Nós também estamos cosidos um ao outro, Candy, dissera-lhe. E não vamos crescer nunca. Abrira o canivete e olhara-a nos olhos. Jura.
Ela oferecera-lhe a polpa suave da palma da mão. Juro, dissera, arquejando ao sentir o golpe frio e perfurante.
Jura de sangue, dissera Clem num tom solene, golpeando a própria mão e juntando-a à dela, de dedos entrelaçados.
Candy passou a ponta de um dedo pela pequena e quase impercetível cicatriz na palma da mão.
Enquanto ela crescia, Clem foi de facto a mais brilhante estrela no céu de Candy. Mas quando ela fez catorze anos, tinha ele dezasseis, tudo mudou. No dia em que o Exército de Salvação levou Agnes Ivie para Thornfield. Clem empalideceu, tornou-se temperamental e os seus olhos deixaram de seguir Candy; estava totalmente fixado em Agnes. Ela era da mesma idade de Candy, e igualmente órfã. Chegara com raminhos de acácia entrelaçados no cabelo, uma cópia de Alice no País das Maravilhas, e olhos enormes de um azul profundo – que nos seguiam aonde quer que fôssemos, como num quadro. June pô-la logo a trabalhar, e Agnes dedicou-se às suas tarefas como se fossem uma batalha a vencer. Lá fora, nos campos de flores, trabalhava de sol a sol até fazer bolhas nas mãos, e depois até rebentarem e sangrarem. Trabalhava até os braços delgados cederem sob o peso dos baldes carregados com flores acabadas de cortar, transportados dos campos até ao ateliê. Estudou afincadamente o Dicionário de Thornfield. À noite sentava-se no quarto do sino e cantava à lua o que tinha aprendido sobre a linguagem das flores. Candy começou a seguir Agnes por onde quer que ela andasse, observando-a às escondidas enquanto ela trabalhava, estudando a rapariga que Clem mais amava. Seguia-a até ao rio e escondia-se nos arbustos enquanto Agnes pegava numa caneta e escrevia histórias na pele, perna acima, braço abaixo, antes de se despir e nadar nas águas verdes do rio até elas desaparecerem. Quando ouviu um ramo estalar, Candy viu que Clem também observava Agnes, como se estivesse a ver uma estrela caída do céu. Quando Candy reparou que ele tinha gravado os seus nomes, Clem e Agnes, no tronco do eucalipto gigante, percebeu que o tinha perdido. Não lhe restava senão assistir, impotente, enquanto todos em Thornfield caíam no feitiço de Agnes – sobretudo o seu Clem. Agnes parecia ter acordado algo dentro dele, qualquer coisa cruel. Nunca mais voltou a ser o mesmo com Candy.

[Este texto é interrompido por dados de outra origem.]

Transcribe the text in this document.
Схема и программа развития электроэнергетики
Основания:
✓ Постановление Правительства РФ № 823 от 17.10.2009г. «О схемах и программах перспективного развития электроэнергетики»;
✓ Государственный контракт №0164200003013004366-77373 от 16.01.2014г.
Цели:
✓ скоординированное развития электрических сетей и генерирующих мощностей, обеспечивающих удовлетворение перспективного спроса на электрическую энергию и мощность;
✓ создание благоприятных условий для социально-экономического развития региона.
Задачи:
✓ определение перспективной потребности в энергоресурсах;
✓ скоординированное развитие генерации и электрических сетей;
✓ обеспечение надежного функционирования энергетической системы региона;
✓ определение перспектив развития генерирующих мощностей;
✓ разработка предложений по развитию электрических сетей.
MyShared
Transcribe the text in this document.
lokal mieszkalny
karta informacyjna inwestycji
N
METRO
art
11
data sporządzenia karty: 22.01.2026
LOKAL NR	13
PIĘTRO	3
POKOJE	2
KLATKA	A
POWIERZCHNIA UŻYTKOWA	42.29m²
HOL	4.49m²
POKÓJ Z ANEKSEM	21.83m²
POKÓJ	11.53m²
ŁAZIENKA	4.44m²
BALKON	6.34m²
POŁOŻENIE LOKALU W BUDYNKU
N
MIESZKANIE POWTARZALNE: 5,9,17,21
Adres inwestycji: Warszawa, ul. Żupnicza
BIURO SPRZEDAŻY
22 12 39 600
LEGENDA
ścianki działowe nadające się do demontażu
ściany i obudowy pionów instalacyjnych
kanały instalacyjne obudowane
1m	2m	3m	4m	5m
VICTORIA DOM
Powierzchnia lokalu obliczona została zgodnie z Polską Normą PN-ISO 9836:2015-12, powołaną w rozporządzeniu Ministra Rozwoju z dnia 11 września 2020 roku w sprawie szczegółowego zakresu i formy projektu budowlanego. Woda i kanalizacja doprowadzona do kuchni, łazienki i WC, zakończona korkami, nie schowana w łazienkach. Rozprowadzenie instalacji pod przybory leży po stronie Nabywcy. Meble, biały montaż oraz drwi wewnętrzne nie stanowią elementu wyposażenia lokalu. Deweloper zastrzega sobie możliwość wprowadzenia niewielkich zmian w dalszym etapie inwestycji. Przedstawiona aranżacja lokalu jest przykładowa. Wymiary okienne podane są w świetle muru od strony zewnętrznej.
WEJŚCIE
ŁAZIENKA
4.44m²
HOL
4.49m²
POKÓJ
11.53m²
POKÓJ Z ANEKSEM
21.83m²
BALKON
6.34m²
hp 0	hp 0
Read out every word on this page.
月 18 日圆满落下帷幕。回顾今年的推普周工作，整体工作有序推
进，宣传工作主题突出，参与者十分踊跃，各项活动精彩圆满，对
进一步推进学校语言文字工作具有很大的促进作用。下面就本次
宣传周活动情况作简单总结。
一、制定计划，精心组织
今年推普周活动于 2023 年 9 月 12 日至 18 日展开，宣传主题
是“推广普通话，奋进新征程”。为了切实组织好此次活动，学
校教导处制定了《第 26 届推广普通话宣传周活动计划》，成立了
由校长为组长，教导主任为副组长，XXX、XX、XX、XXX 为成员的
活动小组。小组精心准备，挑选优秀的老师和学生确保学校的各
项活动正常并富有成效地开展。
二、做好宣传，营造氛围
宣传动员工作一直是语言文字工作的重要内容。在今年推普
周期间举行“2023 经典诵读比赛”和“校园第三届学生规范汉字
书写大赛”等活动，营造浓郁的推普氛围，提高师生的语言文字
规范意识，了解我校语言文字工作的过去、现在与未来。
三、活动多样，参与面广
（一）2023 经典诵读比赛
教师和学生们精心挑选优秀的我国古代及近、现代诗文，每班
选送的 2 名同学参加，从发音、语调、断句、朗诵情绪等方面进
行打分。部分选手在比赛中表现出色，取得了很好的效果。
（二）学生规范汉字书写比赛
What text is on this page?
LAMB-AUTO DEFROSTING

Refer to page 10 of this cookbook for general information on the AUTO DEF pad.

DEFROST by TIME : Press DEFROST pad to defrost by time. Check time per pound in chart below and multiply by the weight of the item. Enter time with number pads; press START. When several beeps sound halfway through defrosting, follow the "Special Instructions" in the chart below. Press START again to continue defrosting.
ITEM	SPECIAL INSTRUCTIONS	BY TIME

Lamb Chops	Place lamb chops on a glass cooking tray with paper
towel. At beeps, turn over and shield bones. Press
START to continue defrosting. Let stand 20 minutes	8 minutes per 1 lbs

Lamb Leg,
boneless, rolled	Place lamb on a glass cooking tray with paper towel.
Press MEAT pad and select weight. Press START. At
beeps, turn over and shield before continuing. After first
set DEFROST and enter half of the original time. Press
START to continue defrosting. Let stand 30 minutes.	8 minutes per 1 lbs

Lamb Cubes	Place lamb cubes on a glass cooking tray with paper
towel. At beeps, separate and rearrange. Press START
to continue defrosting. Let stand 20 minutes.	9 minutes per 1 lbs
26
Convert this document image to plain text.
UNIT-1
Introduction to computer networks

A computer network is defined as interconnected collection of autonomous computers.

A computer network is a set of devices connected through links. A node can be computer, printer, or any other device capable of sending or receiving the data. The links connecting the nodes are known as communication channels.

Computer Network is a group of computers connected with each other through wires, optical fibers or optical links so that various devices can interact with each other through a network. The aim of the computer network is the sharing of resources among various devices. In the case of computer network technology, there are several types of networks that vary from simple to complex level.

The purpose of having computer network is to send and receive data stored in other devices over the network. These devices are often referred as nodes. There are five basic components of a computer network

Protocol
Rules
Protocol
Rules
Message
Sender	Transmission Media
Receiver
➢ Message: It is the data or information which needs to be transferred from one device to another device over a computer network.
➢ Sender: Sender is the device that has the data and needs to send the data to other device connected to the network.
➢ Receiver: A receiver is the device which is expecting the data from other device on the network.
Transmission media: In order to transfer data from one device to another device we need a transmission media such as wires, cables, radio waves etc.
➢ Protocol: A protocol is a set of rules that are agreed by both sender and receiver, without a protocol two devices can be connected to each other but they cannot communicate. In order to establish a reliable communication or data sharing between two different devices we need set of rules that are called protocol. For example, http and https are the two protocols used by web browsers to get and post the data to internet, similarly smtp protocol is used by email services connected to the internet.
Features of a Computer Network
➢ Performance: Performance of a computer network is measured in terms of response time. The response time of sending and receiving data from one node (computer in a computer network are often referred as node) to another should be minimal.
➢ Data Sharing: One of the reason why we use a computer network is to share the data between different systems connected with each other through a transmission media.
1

Quando Clem e Agnes deixaram Thornfield, o despertar da fúria violenta nele e a enormidade da sua ausência, dilaceraram Candy. Andou com lascas nas mãos durante um mês, tal a violência com que raspou o nome de Agnes do velho eucalipto. Mas nada lhe atenuava a dor. Nem mesmo ter ela própria deixado Thornfield.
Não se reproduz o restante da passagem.